Kenna

New Sacred Cow (Columbia/Sony)

The future is here, or at least a close aural approximation thereof. Nominally soul music, this audacious début is world music in the truest sense, a polyglot of sounds from all over. Dub, hip-hop and electronic beats gel with samples, piano, guitar and funk bass lines to form a fluid backdrop for singer Kenna Zemedkun's smooth and impassioned vocals. New Sacred Cow sounds like an album Radiohead would record if its members weren't whiny, tweedy English guys but rather a single Ethiopian-born man in love with life and eager to try anything.

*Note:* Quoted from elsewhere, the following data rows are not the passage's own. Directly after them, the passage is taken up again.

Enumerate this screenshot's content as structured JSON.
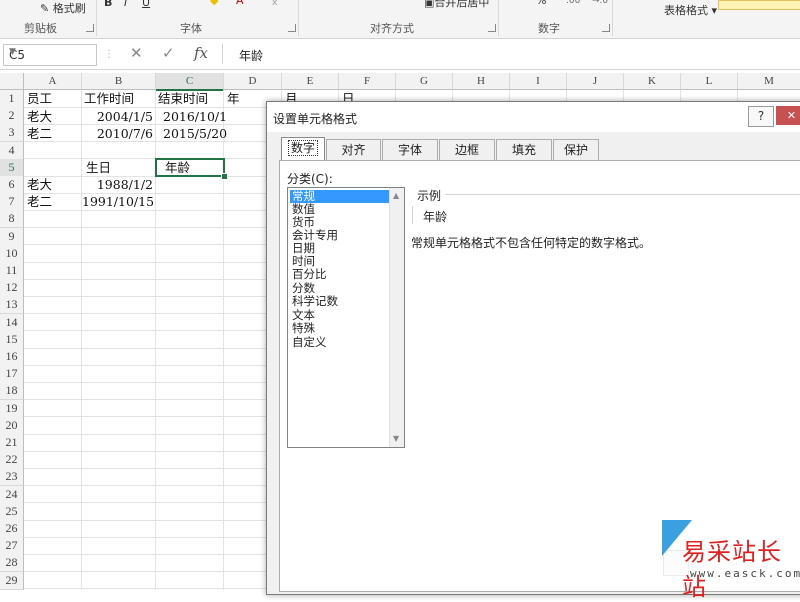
{
  "ribbon": {
    "format_painter": "格式刷",
    "clipboard_label": "剪贴板",
    "font_label": "字体",
    "alignment_label": "对齐方式",
    "merge_center": "合并后居中",
    "number_label": "数字",
    "percent": "%",
    "table_format": "表格格式"
  },
  "formula_bar": {
    "name_box": "C5",
    "fx": "fx",
    "content": "年龄"
  },
  "sheet": {
    "columns": [
      "A",
      "B",
      "C",
      "D",
      "E",
      "F",
      "G",
      "H",
      "I",
      "J",
      "K",
      "L",
      "M"
    ],
    "rows": [
      "1",
      "2",
      "3",
      "4",
      "5",
      "6",
      "7",
      "8",
      "9",
      "10",
      "11",
      "12",
      "13",
      "14",
      "15",
      "16",
      "17",
      "18",
      "19",
      "20",
      "21",
      "22",
      "23",
      "24",
      "25",
      "26",
      "27",
      "28",
      "29"
    ],
    "cells": {
      "A1": "员工",
      "B1": "工作时间",
      "C1": "结束时间",
      "D1": "年",
      "E1": "月",
      "F1": "日",
      "A2": "老大",
      "B2": "2004/1/5",
      "C2": "2016/10/1",
      "A3": "老二",
      "B3": "2010/7/6",
      "C3": "2015/5/20",
      "B5": "生日",
      "C5": "年龄",
      "A6": "老大",
      "B6": "1988/1/2",
      "A7": "老二",
      "B7": "1991/10/15"
    },
    "active_cell": "C5"
  },
  "dialog": {
    "title": "设置单元格格式",
    "help": "?",
    "close": "✕",
    "tabs": [
      "数字",
      "对齐",
      "字体",
      "边框",
      "填充",
      "保护"
    ],
    "active_tab": "数字",
    "category_label": "分类(C):",
    "categories": [
      "常规",
      "数值",
      "货币",
      "会计专用",
      "日期",
      "时间",
      "百分比",
      "分数",
      "科学记数",
      "文本",
      "特殊",
      "自定义"
    ],
    "selected_category": "常规",
    "sample_label": "示例",
    "sample_value": "年龄",
    "description": "常规单元格格式不包含任何特定的数字格式。"
  },
  "watermark": {
    "text": "易采站长站",
    "url": "www.easck.com"
  },
  "colors": {
    "excel_green": "#217346",
    "selection_blue": "#3399ff",
    "close_red": "#c75050",
    "watermark_red": "#dd2222"
  }
}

All the musical tourism would be just vagabond wandering if not for the fact that underneath all the squeaks and buzzing lie actual songs. "Freetime" and "Vexed and Glorious" pulse with hard dance beats leading into soaring, exuberant choruses. "Hell Bent" coaxes and stumbles into a meditation about the distance between heavenly bodies and heavenly redemption. The true skill of Kenna's craft comes out on "Yeneh Ababa" and "War in Me," with all the slick production tricks (provided by longtime friend Chad Hugo, of Neptunes fame) fading away into just piano, voice and melody.

The "neo" prefix gets tossed around a lot these days -- neo-soul, neo-rock, etc. -- but the music in question usually amounts to a rehash. With New Sacred Cow, Kenna has avoided genres and boundaries and created something truly exciting for the future: neo-everything.